О-класс!!! Спасибо, друзья)
Сегодня засяду изучать это дело, ссылки реально пошаговые-как раз для таких "профи" как я))))))
Вот второй день сижу, ругаю себя, что не купила вовремя мелкому обувь на межсезон и на теплую весну, вчера облазила все в городе - мне было дурно от того, что я вижу и что про "это" говорят продавцы....это не обувь-это пыточные колодки или иная крайность - тряпочный (типа кожа) китай.Я уж молчу про отдаленный намек на внешний вид. В Ессо все размели, последняя надежда на них была((( а сама, тем временем, себе-то заказ сделала, сегодня пришел...вот мать-поганка..
Девчонки, я точно буду делать заказ на обувь, кто тоже решит-давайте скооперируемся?

----------


## Ёжик

Офф, конечно, но не тему же отдельную создавать?))) У меня сын обожал всегда Ессо, а вот недавно хотела чего-нибудь распроданого прикупить, но ему ВСЕ неудобно, все давит. Мне показалось или действительно у них стали поуже модельки? На совсем безподъемную ногу? Много чего меряли уже из спортивного интереса и везде шов впереди давит(((

----------


## Ёжик

> насколько я понимаю Шапито оч. удобно и выгодно, когда заказываешь большой объем сразу, а когда так по одной две вещи оттуда и отсюда (я так делаю), то проще в СП с приятными условиями.


А это вопрос надо у мужа уточнить, кстати.
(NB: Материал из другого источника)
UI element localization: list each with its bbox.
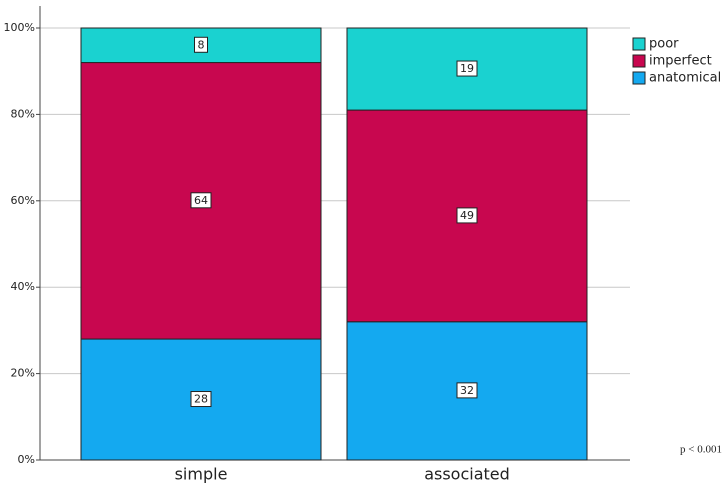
value-label-box: [456, 207, 478, 224]
value-label-box: [190, 192, 212, 209]
value-label-box: [190, 391, 212, 408]
x-tick-label: simple: [175, 465, 228, 484]
value-label: 32: [460, 384, 474, 397]
value-label-group: 32: [456, 382, 478, 399]
value-label-group: 64: [190, 192, 212, 209]
value-label: 8: [198, 38, 205, 51]
value-label-group: 28: [190, 391, 212, 408]
y-tick-label: 60%: [11, 194, 35, 207]
y-tick-label: 100%: [4, 21, 35, 34]
legend-swatch: [632, 71, 646, 85]
legend-label: imperfect: [649, 54, 712, 69]
annotation: p < 0.001: [680, 444, 722, 456]
value-label-box: [456, 60, 478, 77]
x-tick-label: associated: [424, 465, 510, 484]
value-label-group: 19: [456, 60, 478, 77]
y-tick-label: 80%: [11, 107, 35, 120]
value-label-group: 49: [456, 207, 478, 224]
value-label-box: [456, 382, 478, 399]
value-label-box: [194, 36, 208, 53]
legend-swatch: [632, 37, 646, 51]
value-label: 49: [460, 209, 474, 222]
legend-swatch: [632, 54, 646, 68]
value-label: 64: [194, 194, 208, 207]
value-label: 28: [194, 393, 208, 406]
legend-label: anatomical: [649, 71, 721, 86]
value-label-group: 8: [194, 36, 208, 53]
legend-label: poor: [649, 37, 679, 52]
y-tick-label: 20%: [11, 367, 35, 380]
value-label: 19: [460, 62, 474, 75]
y-tick-label: 0%: [18, 453, 35, 466]
y-tick-label: 40%: [11, 280, 35, 293]
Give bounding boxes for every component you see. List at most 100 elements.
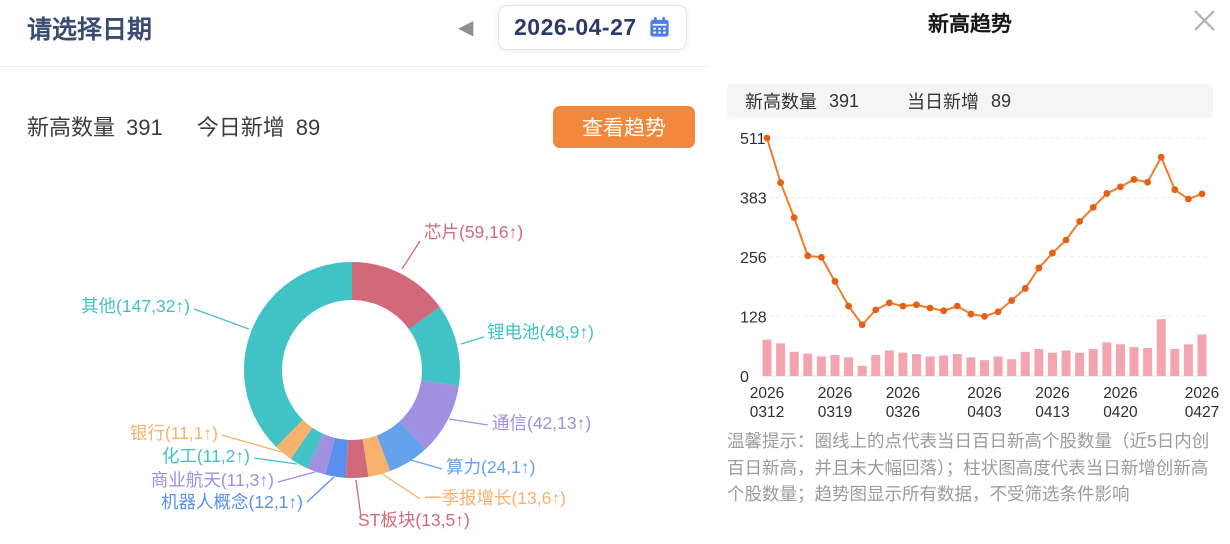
bar-daily-new bbox=[1047, 352, 1057, 376]
trend-point bbox=[1008, 297, 1016, 304]
x-axis-label-year: 2026 bbox=[1185, 385, 1219, 402]
donut-label-锂电池: 锂电池(48,9↑) bbox=[487, 322, 594, 342]
trend-point bbox=[1035, 264, 1043, 272]
donut-slice-通信[interactable] bbox=[244, 262, 460, 478]
trend-point bbox=[1049, 249, 1056, 257]
donut-leader-line bbox=[193, 308, 250, 330]
donut-leader-line bbox=[221, 434, 282, 453]
trend-point bbox=[1185, 195, 1192, 203]
trend-chart: 5113832561280202603122026031920260326202… bbox=[740, 131, 1219, 421]
bar-daily-new bbox=[1197, 334, 1207, 376]
modal-high-count-label: 新高数量 bbox=[745, 92, 817, 112]
donut-slice-其他[interactable] bbox=[226, 244, 478, 496]
x-axis-label-year: 2026 bbox=[1035, 385, 1069, 402]
donut-leader-line bbox=[410, 459, 443, 470]
modal-daily-new-value: 89 bbox=[991, 90, 1012, 111]
bar-daily-new bbox=[884, 350, 894, 376]
x-axis-label-date: 0319 bbox=[818, 404, 852, 421]
donut-leader-line bbox=[401, 240, 421, 270]
bar-daily-new bbox=[1088, 348, 1098, 376]
bar-daily-new bbox=[1143, 348, 1153, 376]
view-trend-button[interactable]: 查看趋势 bbox=[553, 106, 695, 148]
today-new-label: 今日新增 bbox=[196, 115, 285, 140]
y-axis-label: 0 bbox=[740, 369, 749, 386]
donut-slice-商业航天[interactable] bbox=[244, 262, 460, 478]
today-new-value: 89 bbox=[295, 115, 321, 140]
donut-label-一季报增长: 一季报增长(13,6↑) bbox=[424, 488, 566, 508]
x-axis-label-year: 2026 bbox=[886, 385, 920, 402]
donut-label-化工: 化工(11,2↑) bbox=[162, 446, 250, 466]
trend-point bbox=[1198, 190, 1206, 198]
bar-daily-new bbox=[898, 352, 908, 376]
donut-leader-line bbox=[306, 476, 335, 503]
trend-point bbox=[763, 134, 771, 142]
calendar-icon bbox=[648, 16, 671, 39]
trend-point bbox=[926, 304, 934, 312]
trend-point bbox=[1103, 190, 1111, 197]
donut-label-芯片: 芯片(59,16↑) bbox=[424, 222, 523, 242]
date-picker[interactable]: 2026-04-27 bbox=[498, 5, 687, 50]
donut-label-ST板块: ST板块(13,5↑) bbox=[358, 510, 470, 530]
bar-daily-new bbox=[1156, 319, 1166, 376]
bar-daily-new bbox=[966, 357, 976, 376]
x-axis-label-date: 0427 bbox=[1185, 404, 1219, 421]
bar-daily-new bbox=[925, 356, 935, 376]
x-axis-label-year: 2026 bbox=[967, 385, 1001, 402]
bar-daily-new bbox=[830, 355, 840, 376]
sector-donut-chart: 芯片(59,16↑) 锂电池(48,9↑) 通信(42,13↑) 算力(24,1↑) 一… bbox=[81, 222, 594, 530]
y-axis-label: 256 bbox=[740, 250, 767, 267]
bar-daily-new bbox=[1115, 344, 1125, 376]
bar-daily-new bbox=[789, 351, 799, 376]
trend-point bbox=[872, 306, 880, 314]
donut-slice-机器人概念[interactable] bbox=[244, 262, 460, 478]
trend-point bbox=[1021, 285, 1029, 292]
high-count-value: 391 bbox=[126, 115, 163, 140]
trend-point bbox=[817, 253, 825, 261]
left-panel: 请选择日期 ◀ 2026-04-27 新高数量 391 bbox=[0, 5, 712, 530]
trend-point bbox=[831, 278, 839, 285]
bar-daily-new bbox=[1129, 347, 1139, 376]
trend-point bbox=[777, 179, 784, 187]
bar-daily-new bbox=[1034, 348, 1044, 376]
bar-daily-new bbox=[1075, 352, 1085, 376]
x-axis-label-year: 2026 bbox=[1103, 385, 1137, 402]
x-axis-label-year: 2026 bbox=[750, 385, 784, 402]
modal-title: 新高趋势 bbox=[928, 13, 1012, 36]
x-axis-label-date: 0403 bbox=[967, 404, 1001, 421]
page-title: 请选择日期 bbox=[27, 16, 153, 44]
x-axis-label-date: 0413 bbox=[1035, 404, 1069, 421]
trend-point bbox=[899, 302, 907, 310]
trend-point bbox=[913, 301, 920, 309]
trend-point bbox=[1144, 178, 1152, 186]
tip-text: 温馨提示：圈线上的点代表当日百日新高个股数量（近5日内创百日新高，并且未大幅回落… bbox=[727, 431, 1210, 505]
donut-leader-line bbox=[253, 457, 298, 465]
donut-slice-算力[interactable] bbox=[226, 244, 478, 496]
trend-point bbox=[790, 214, 798, 222]
x-axis-label-date: 0420 bbox=[1103, 404, 1138, 421]
bar-daily-new bbox=[1007, 359, 1017, 376]
y-axis-label: 383 bbox=[740, 191, 767, 208]
high-count-label: 新高数量 bbox=[27, 115, 116, 140]
trend-point bbox=[1089, 203, 1097, 211]
x-axis-label-date: 0312 bbox=[750, 404, 784, 421]
trend-point bbox=[804, 252, 812, 260]
donut-leader-line bbox=[380, 472, 421, 500]
trend-point bbox=[953, 302, 961, 310]
trend-line bbox=[766, 137, 1203, 327]
donut-label-通信: 通信(42,13↑) bbox=[492, 413, 591, 433]
x-axis-label-year: 2026 bbox=[818, 385, 852, 402]
trend-point bbox=[858, 321, 866, 329]
donut-leader-line bbox=[448, 418, 489, 426]
bar-daily-new bbox=[816, 356, 826, 376]
close-icon[interactable] bbox=[1189, 5, 1220, 36]
donut-leader-line bbox=[277, 471, 316, 483]
trend-point bbox=[967, 310, 975, 318]
modal-stats-bar: 新高数量 391 当日新增 89 bbox=[727, 84, 1213, 118]
donut-slice-一季报增长[interactable] bbox=[237, 255, 466, 484]
bar-daily-new bbox=[993, 356, 1003, 376]
prev-date-button[interactable]: ◀ bbox=[454, 14, 477, 42]
y-axis-label: 128 bbox=[740, 309, 767, 326]
header-divider bbox=[0, 66, 712, 67]
bar-daily-new bbox=[1102, 342, 1112, 376]
modal-high-count-value: 391 bbox=[829, 90, 860, 111]
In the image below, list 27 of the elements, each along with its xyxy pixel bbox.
Мы тоже так заказываем иногда, но я даже не подозревала, что дороже получается.

----------


## kiara

Отвечу про Ессо - у них действительно узкие модельки стали, но нам это на руку, вернее на ногу)))) У мелкого размер ножки большой, но сама ножка узкая. Если смотреть стандартные модели, то они все на наш размер ооочень широки. А Ессо`вские модельки сидят хорошо. Таки мы вчера последнюю пару откапали-ура)

----------


## Ёжик

Делюсь информацией) Next теперь шлет в Россию бесплатно, причем доставка 6 дней. Мы в четверг заказали, сегодня (в среду) позвонили, сказали, сейчас привезут!
Ссылка, если что - http://www.nextdirect.com/ru/ru/home

----------


## Домик в деревне

Девочки, сознавайтесь! Кто чем в Черную пятницу закупился? И где?
я на IDEELI первый раз заказала комбез девочке, Gusti фирма, народ в виртуалшоппинге хвалил. Посмотрим, что приедет.

----------


## kazangi

я проспала пятницу(((

----------


## Домик в деревне

> я проспала пятницу(((


Это очень хорошо тоже с другой стороны!
Кстати, посленовогодние распродажи тоже обещают быть большими. Я стараюсь по крайней мере зимние вещи на следующий год купить на них.

----------


## летняя мама

Один из моих любимых  детских интернет-магазинов http://www.dpam.com/?language=en&osC...93205fad055735
Это Франция. Карты российские принимает, в Россию отправляет.
Цены даже с учетом доставки более, чем в 2 раза дешевле, чем в Москве в магазинах этой фирмы. В периоды распродаж цены совсем смешные. Теплую куртку можно купить зап 8 евро.
Нравится. что можно купить все-начиная от белья, заканчивая обувью и акссесуарами.
Размеры-лучше ориентироваться на рост, а не на возраст ребенка.
Одежда на 6 месяцев(верх-кофточки, курточки) немного большемерит, остальное в размер. Размеры обуви указаны американские, если внизу страницы поменять флажок на французский-размеры обуви европейские. Но по обуви лучше ориентироваться на распечатку из их обувного сайзчарта( ито не всегда, некоторые модельки могут большемерить или маломерить-из  личного опыта)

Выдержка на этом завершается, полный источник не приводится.